待乐秋回来,就看见明殊已经恢复往常骚包打扮,处处点缀上或玉或金的装饰物。
乐秋暗暗嘀咕:叮铃哐啷带这些物件也不嫌麻烦。
桌上摆好餐食。
明殊听说桌角这盒点心是江夜白送来的,避而远之,并直言,再有下次路上直接丢了就是。
乐秋不理解,并且全盒纳入肚中,她这具身体食量好像很大,甚至吃的比明殊都多,也因此喜提另外一个称号“饭桶”。

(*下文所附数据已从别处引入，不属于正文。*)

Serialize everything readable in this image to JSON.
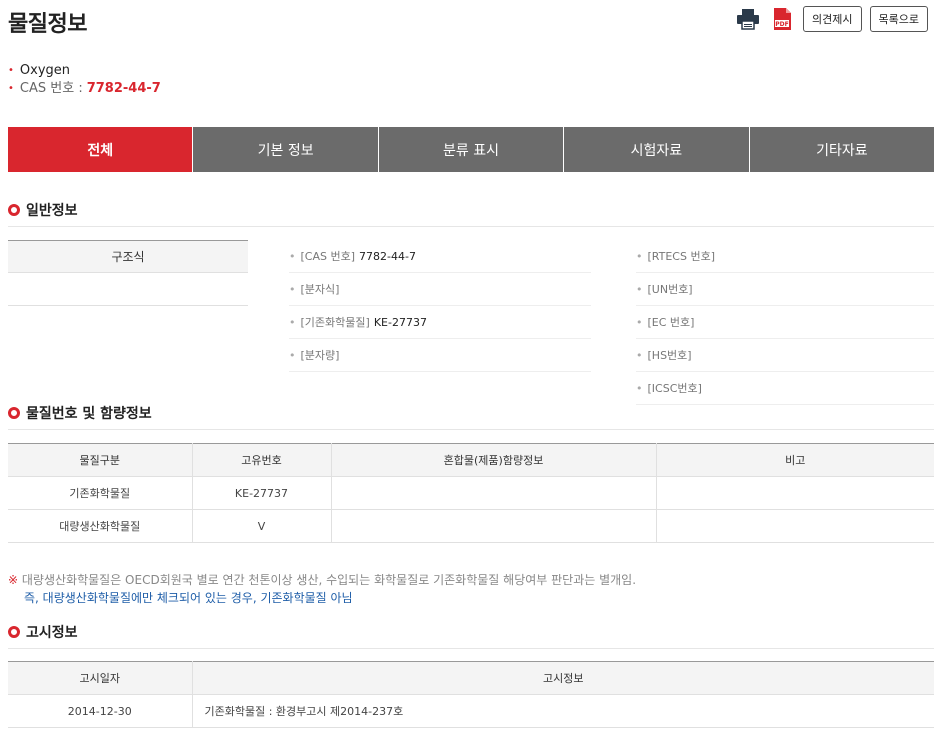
{
  "page": {
    "title": "물질정보"
  },
  "toolbar": {
    "print_icon": "printer-icon",
    "pdf_icon": "pdf-icon",
    "opinion_label": "의견제시",
    "list_label": "목록으로"
  },
  "substance": {
    "name": "Oxygen",
    "cas_label": "CAS 번호 : ",
    "cas_value": "7782-44-7"
  },
  "tabs": [
    {
      "label": "전체",
      "active": true
    },
    {
      "label": "기본 정보",
      "active": false
    },
    {
      "label": "분류 표시",
      "active": false
    },
    {
      "label": "시험자료",
      "active": false
    },
    {
      "label": "기타자료",
      "active": false
    }
  ],
  "general": {
    "heading": "일반정보",
    "structure_label": "구조식",
    "left": [
      {
        "label": "[CAS 번호]",
        "value": "7782-44-7"
      },
      {
        "label": "[분자식]",
        "value": ""
      },
      {
        "label": "[기존화학물질]",
        "value": "KE-27737"
      },
      {
        "label": "[분자량]",
        "value": ""
      }
    ],
    "right": [
      {
        "label": "[RTECS 번호]",
        "value": ""
      },
      {
        "label": "[UN번호]",
        "value": ""
      },
      {
        "label": "[EC 번호]",
        "value": ""
      },
      {
        "label": "[HS번호]",
        "value": ""
      },
      {
        "label": "[ICSC번호]",
        "value": ""
      }
    ]
  },
  "content": {
    "heading": "물질번호 및 함량정보",
    "headers": [
      "물질구분",
      "고유번호",
      "혼합물(제품)함량정보",
      "비고"
    ],
    "rows": [
      [
        "기존화학물질",
        "KE-27737",
        "",
        ""
      ],
      [
        "대량생산화학물질",
        "V",
        "",
        ""
      ]
    ]
  },
  "note": {
    "mark": "※",
    "line1": " 대량생산화학물질은 OECD회원국 별로 연간 천톤이상 생산, 수입되는 화학물질로 기존화학물질 해당여부 판단과는 별개임.",
    "line2": "즉, 대량생산화학물질에만 체크되어 있는 경우, 기존화학물질 아님"
  },
  "notice": {
    "heading": "고시정보",
    "headers": [
      "고시일자",
      "고시정보"
    ],
    "rows": [
      [
        "2014-12-30",
        "기존화학물질 : 환경부고시 제2014-237호"
      ]
    ]
  },
  "colors": {
    "accent": "#d9262e",
    "tab_inactive": "#6b6b6b",
    "link_blue": "#1f5ea8"
  }
}
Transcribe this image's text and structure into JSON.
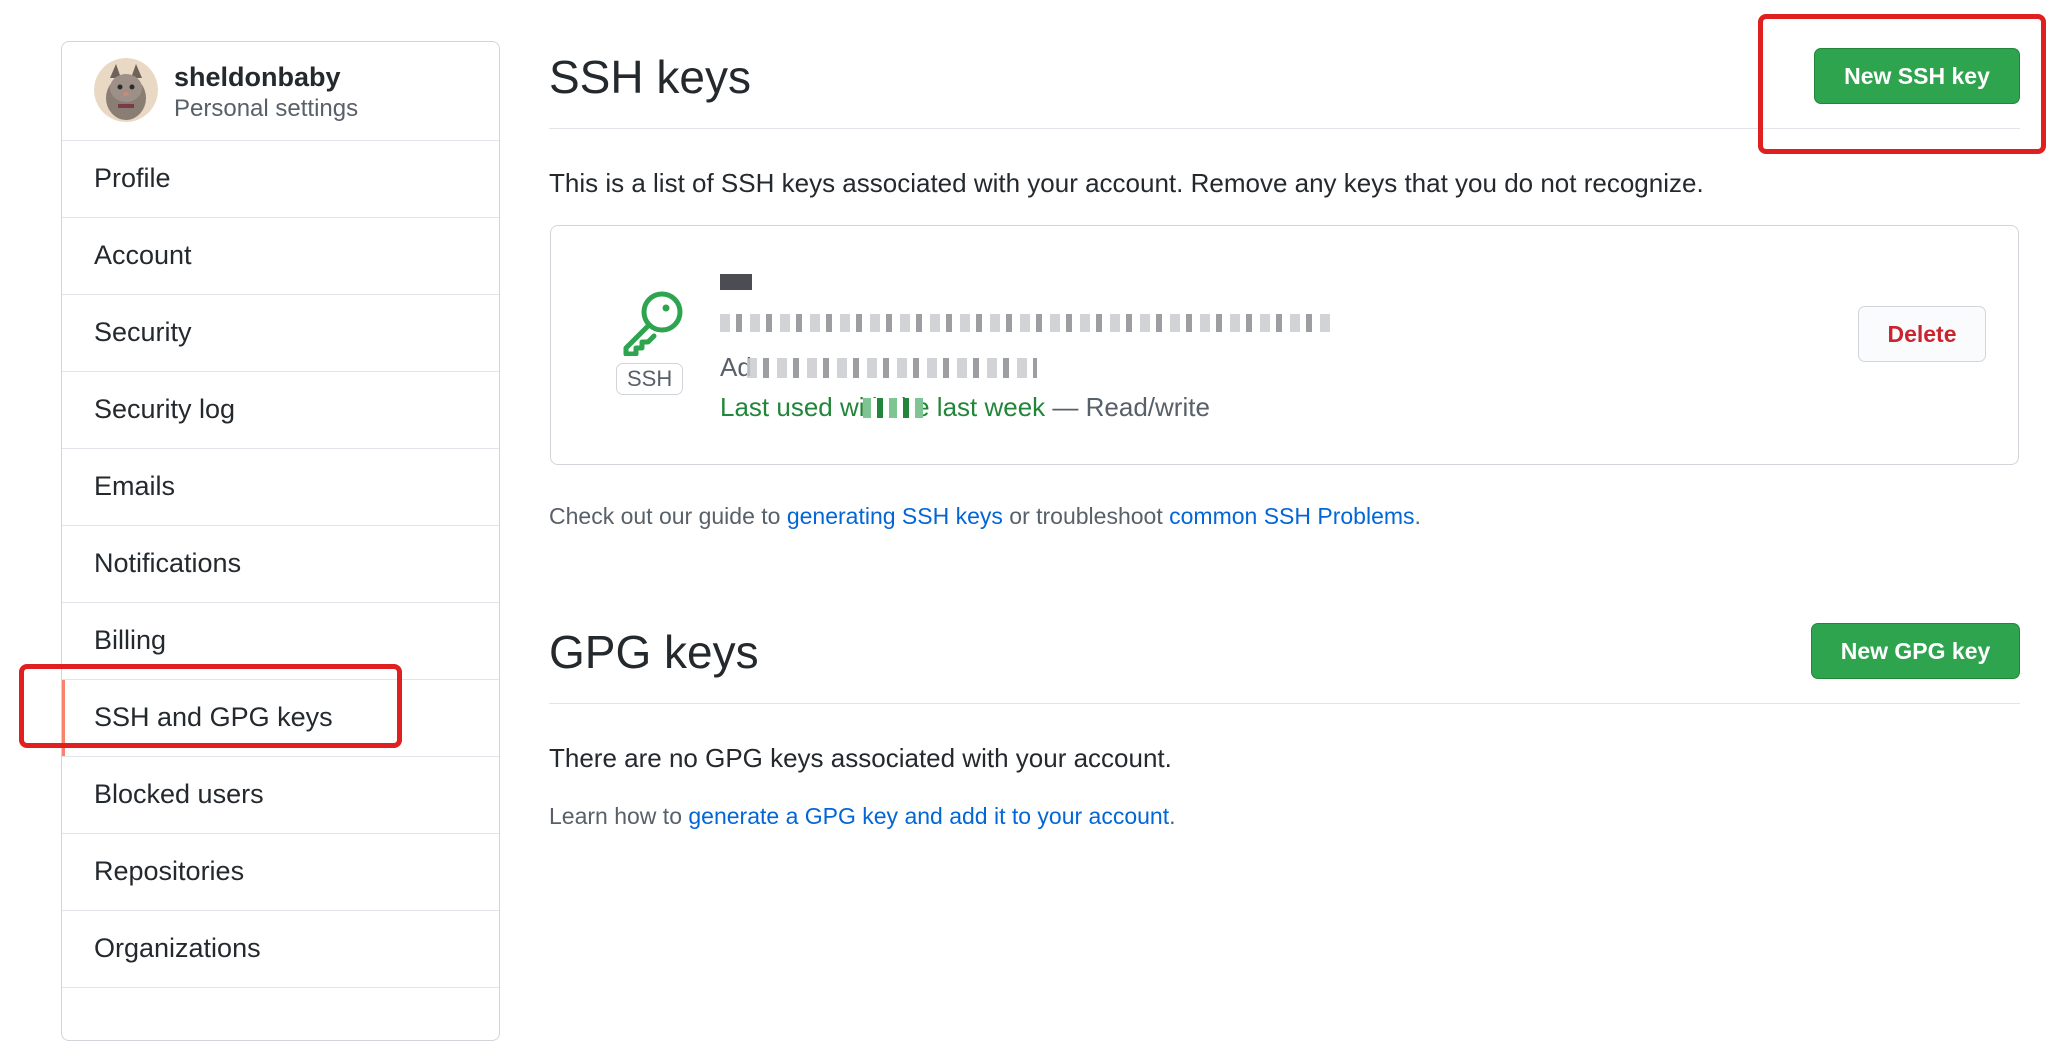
{
  "user": {
    "username": "sheldonbaby",
    "subtitle": "Personal settings"
  },
  "sidebar": {
    "items": [
      {
        "label": "Profile"
      },
      {
        "label": "Account"
      },
      {
        "label": "Security"
      },
      {
        "label": "Security log"
      },
      {
        "label": "Emails"
      },
      {
        "label": "Notifications"
      },
      {
        "label": "Billing"
      },
      {
        "label": "SSH and GPG keys",
        "selected": true
      },
      {
        "label": "Blocked users"
      },
      {
        "label": "Repositories"
      },
      {
        "label": "Organizations"
      }
    ]
  },
  "ssh": {
    "title": "SSH keys",
    "new_button": "New SSH key",
    "description": "This is a list of SSH keys associated with your account. Remove any keys that you do not recognize.",
    "key": {
      "badge": "SSH",
      "added_prefix": "Ad",
      "last_used": "Last used with the last week",
      "access": " — Read/write",
      "delete_label": "Delete"
    },
    "guide": {
      "prefix": "Check out our guide to ",
      "link1": "generating SSH keys",
      "middle": " or troubleshoot ",
      "link2": "common SSH Problems",
      "suffix": "."
    }
  },
  "gpg": {
    "title": "GPG keys",
    "new_button": "New GPG key",
    "empty": "There are no GPG keys associated with your account.",
    "learn": {
      "prefix": "Learn how to ",
      "link": "generate a GPG key and add it to your account",
      "suffix": "."
    }
  },
  "colors": {
    "primary_green": "#2ea44f",
    "link_blue": "#0366d6",
    "danger_red": "#cb2431",
    "annotation_red": "#e02020",
    "selected_marker": "#f9826c"
  }
}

但她很满意现在健壮的身体,比她那被上学吸干精气的身体好多了。
饭后,明殊并未多言,只从袖中取出一件非金非木的罗盘。那罗盘古朴异常,中央的指针并非铁质,而是一根悬浮的、莹白如玉的骨针。
乐秋第一次见,觉得才算是触碰到这方世界奇异之处了。
明殊指尖在骨针上轻轻一拂,低声道:“觅气。”
骨针应声飞旋,发出细微的嗡鸣,其上的刻痕竟漾开流水般的微光。
他并未急着走动,而是闭目凝神,将自身灵力如蛛网般铺陈开去,细细感知着府中气的流动。
乐秋眼睛都发光了,这灵力真的具象化了。
明殊蓦地睁眼,对这府上已大致有些了解,就要行动,被乐秋叫住。
“明殊,能再使一下刚刚那个术法吗!”乐秋眨着星星眼,满脸崇拜。
“明殊,之前怎么没见你用过啊,我还是第一次见!”
明殊唇角微不可查地一勾又迅速压下,并冷脸拒绝:“不行,术法岂是儿戏。”
说罢提剑便走。
“小气!”乐秋追上去。
接下来的勘察中,乐秋虽闭了嘴,眼睛却忙个不停,看明殊不时会蹲下身,用特制的黄符“采”起一捧土,仔细封入一个个玉瓶中。
府中各处都被分别取样。
最后,他们回到院中石桌前,将所有样本逐一陈列。明殊并指如剑,凌空虚点。
“显。”
一缕极淡的青黑色烟气竟从土中自行逸出,在空气中扭曲了一下,方才散去,带着一股若有若无的腥气。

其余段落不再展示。